Does this include the Monkees?
Berkylvania
08-05-2004, 02:27
blatant faux 'musicians' (pop stars, pop idol, fame academy et al).
Does this include the Monkees?
HEATHEN!!! :evil:
The Great Leveller
08-05-2004, 02:27
blatant faux 'musicians' (pop stars, pop idol, fame academy et al).
Does this include the Monkees?
No idea, I know nothing about them, not a lyric or name or trivia
DemonWanderer
08-05-2004, 02:30
How about theese at least no one actually made them (I hope)!
very pointless (http://www.madhousebeyond.com/?mode=np&view=1224/) :D
The Mycon
08-05-2004, 02:33
A quick look around my room reveals...
A "polarized anti-glare computer screen cover," meaning it has black lines in it, and it is so dark that you cannot see anything clearly until you set brightness to full...
A "Dust wiper," which is an inch of plastic withsome fuzz at one end and velco at the other, so that you can move all the dusk on your computer screen to one place...
A box of "Crest Whitestrips Premium plus," which work amazingly well, but they work by having a flouride gel, which is highly acidic and poisonous if consumed, and physically eats away at your teeth revealing the whiter bone beneath. So, in essence, you're rubbing bleech on your teeth and trying not to swallow for 30 minutes. Oh, and they're just big enough that the reach the bottom of your teeth and hang over, but aren't big enough to fold over without abandoning the top of your teeth. So, while your teeth are going to feel exactly like a dentist is drilling into them for 30 minutes straight anyway, you have the choice of scraping off the bottoms and having this stuff on your gums, eating some acid paste, or having teeth with an extra layer that hasn't been eaten off at the top so that you can fold them over...
A "Touch Lamp," working via noticing a change in capacitance with four "on" settings. If no-one touches it in the "off" setting for more than a few hours, the current it's drawing turns itself on to the lowest setting. After about two days, it goes to the second lowest setting, where it stays at least until your average bulb burns out (I experimented, you see). You have to touch it, so that your body is connected to the power outlets, in order to manually change settings, which makes my hair stand on end. This problem was solved by...

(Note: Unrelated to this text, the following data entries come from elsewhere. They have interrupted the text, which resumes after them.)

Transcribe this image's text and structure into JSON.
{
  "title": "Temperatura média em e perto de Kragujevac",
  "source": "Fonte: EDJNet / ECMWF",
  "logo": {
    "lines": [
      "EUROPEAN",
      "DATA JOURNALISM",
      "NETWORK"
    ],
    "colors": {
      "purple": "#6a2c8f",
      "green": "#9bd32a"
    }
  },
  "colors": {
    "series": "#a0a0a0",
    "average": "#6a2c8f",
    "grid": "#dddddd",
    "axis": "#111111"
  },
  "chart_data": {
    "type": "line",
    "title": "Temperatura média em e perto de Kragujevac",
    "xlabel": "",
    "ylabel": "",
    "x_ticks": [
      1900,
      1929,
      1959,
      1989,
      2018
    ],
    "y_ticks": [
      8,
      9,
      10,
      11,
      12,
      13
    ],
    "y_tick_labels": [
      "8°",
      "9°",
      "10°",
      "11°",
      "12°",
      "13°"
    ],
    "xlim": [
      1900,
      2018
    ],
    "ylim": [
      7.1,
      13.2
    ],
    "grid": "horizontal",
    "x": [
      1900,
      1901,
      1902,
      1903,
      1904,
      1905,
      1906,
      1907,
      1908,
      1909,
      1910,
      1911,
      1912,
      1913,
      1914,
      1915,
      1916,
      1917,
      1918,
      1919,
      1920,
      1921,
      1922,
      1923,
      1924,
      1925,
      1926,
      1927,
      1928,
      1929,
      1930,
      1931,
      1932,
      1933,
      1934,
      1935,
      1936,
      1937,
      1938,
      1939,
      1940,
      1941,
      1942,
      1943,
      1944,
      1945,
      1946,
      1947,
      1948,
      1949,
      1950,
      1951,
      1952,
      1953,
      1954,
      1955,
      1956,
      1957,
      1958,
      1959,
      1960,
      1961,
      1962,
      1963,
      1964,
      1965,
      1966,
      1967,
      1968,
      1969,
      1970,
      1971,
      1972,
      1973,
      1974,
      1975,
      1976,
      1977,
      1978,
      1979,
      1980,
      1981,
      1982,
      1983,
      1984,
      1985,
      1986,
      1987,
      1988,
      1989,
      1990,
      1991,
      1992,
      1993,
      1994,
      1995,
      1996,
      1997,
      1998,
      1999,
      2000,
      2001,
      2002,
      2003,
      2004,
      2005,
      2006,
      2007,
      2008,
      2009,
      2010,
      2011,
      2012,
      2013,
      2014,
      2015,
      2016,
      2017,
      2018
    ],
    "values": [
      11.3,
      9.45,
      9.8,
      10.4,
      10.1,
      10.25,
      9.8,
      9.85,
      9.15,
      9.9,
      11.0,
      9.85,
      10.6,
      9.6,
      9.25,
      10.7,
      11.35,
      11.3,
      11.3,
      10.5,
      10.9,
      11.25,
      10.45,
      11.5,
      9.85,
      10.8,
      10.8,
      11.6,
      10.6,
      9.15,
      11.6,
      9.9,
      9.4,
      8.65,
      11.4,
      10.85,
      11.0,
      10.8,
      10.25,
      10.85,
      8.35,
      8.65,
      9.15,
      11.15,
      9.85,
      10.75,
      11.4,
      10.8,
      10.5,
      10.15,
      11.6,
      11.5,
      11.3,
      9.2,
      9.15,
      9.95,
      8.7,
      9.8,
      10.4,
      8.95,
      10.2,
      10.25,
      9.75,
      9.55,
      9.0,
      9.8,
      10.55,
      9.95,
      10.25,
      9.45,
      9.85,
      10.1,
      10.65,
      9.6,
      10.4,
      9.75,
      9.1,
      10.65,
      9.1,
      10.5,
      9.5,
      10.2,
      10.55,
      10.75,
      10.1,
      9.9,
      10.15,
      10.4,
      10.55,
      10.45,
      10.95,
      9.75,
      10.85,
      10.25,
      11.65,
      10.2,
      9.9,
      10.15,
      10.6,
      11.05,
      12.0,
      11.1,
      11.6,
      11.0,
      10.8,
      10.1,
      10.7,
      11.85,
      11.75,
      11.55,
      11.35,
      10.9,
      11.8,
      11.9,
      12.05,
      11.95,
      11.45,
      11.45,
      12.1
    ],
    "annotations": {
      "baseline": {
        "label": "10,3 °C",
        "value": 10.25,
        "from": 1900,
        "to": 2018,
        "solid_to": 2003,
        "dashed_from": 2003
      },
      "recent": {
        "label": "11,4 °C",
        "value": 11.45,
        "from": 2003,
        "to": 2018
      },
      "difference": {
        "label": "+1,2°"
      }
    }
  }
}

Power outlets turned on and off by a light switch. The bottom outlets always work normally, and the top outlets are provided power only when you turn on a light switch. I've seen it done right (once) so that they work normally (which is still annoying as !@#$ to deal with/explain to guests), but in every other case I've seen this happed, the power over-rid any on/off switch and left stuff everything connected continuously on. Now, if I leave the lamp alone, it goes to 2 immediately, 3 if I turn the power off and on or leave it alone for a while, and becomes a strobe light when I touch it. Finally...

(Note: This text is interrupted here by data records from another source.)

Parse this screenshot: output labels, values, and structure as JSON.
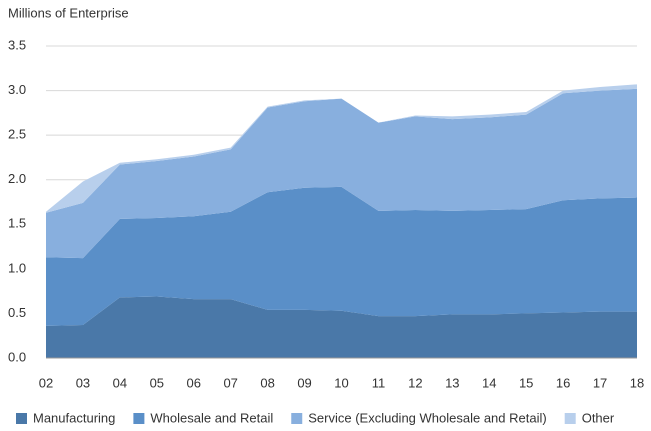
{
  "chart_data": {
    "type": "stacked_area",
    "title": "Millions of Enterprise",
    "categories": [
      "02",
      "03",
      "04",
      "05",
      "06",
      "07",
      "08",
      "09",
      "10",
      "11",
      "12",
      "13",
      "14",
      "15",
      "16",
      "17",
      "18"
    ],
    "series": [
      {
        "name": "Manufacturing",
        "color": "#4a78a8",
        "values": [
          0.36,
          0.37,
          0.68,
          0.69,
          0.66,
          0.66,
          0.54,
          0.54,
          0.53,
          0.47,
          0.47,
          0.49,
          0.49,
          0.5,
          0.51,
          0.52,
          0.52
        ]
      },
      {
        "name": "Wholesale and Retail",
        "color": "#5a8fc8",
        "values": [
          0.77,
          0.75,
          0.88,
          0.88,
          0.93,
          0.98,
          1.32,
          1.37,
          1.39,
          1.18,
          1.19,
          1.16,
          1.17,
          1.17,
          1.26,
          1.27,
          1.28
        ]
      },
      {
        "name": "Service (Excluding Wholesale and Retail)",
        "color": "#88afde",
        "values": [
          0.5,
          0.62,
          0.61,
          0.64,
          0.67,
          0.7,
          0.95,
          0.97,
          0.99,
          0.99,
          1.05,
          1.03,
          1.04,
          1.06,
          1.2,
          1.21,
          1.22
        ]
      },
      {
        "name": "Other",
        "color": "#b8cfec",
        "values": [
          0.01,
          0.24,
          0.02,
          0.02,
          0.02,
          0.02,
          0.01,
          0.01,
          0,
          0,
          0.01,
          0.03,
          0.03,
          0.03,
          0.03,
          0.04,
          0.05
        ]
      }
    ],
    "ylim": [
      0,
      3.5
    ],
    "yticks": [
      {
        "value": 0,
        "label": "0.0"
      },
      0.5,
      {
        "value": 1,
        "label": "1.0"
      },
      1.5,
      {
        "value": 2,
        "label": "2.0"
      },
      2.5,
      {
        "value": 3,
        "label": "3.0"
      },
      3.5
    ],
    "grid": true
  }
}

A "Stress Globe," made in China for the U.S. State Dept., without Denmark or most of Scandinavia. How the hell are you supposed to relieve with a globe stress if you can't imagine you're crushing Denmark out of existence?
Nianacio
08-05-2004, 02:36
I am waiting on the "Spife" or "Fife" to come along to complement the spork.Is a Knork (http://www.knork.net/) good enough?

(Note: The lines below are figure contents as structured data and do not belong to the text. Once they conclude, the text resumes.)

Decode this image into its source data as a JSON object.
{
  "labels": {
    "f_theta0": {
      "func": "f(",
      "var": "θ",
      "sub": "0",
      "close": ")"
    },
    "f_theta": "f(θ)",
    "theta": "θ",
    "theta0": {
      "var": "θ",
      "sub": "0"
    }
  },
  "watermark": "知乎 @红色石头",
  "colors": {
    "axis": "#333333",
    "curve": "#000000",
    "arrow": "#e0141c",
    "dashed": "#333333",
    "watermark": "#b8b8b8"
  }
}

There are plenty of strange Japanese inventions, such as the chopsticks fan and ever-ready tissue dispenser (roll of tissues on top of a hat).
Bodies Without Organs
08-05-2004, 02:37
blatant faux 'musicians' (pop stars, pop idol, fame academy et al).
Does this include the Monkees?
No idea, I know nothing about them, not a lyric or name or trivia
Really? "Daydream Believer"? "Last Train To Clarksville"? "Pleasent Valley Sunday"? "(I'm Not Your) Stepping Stone"?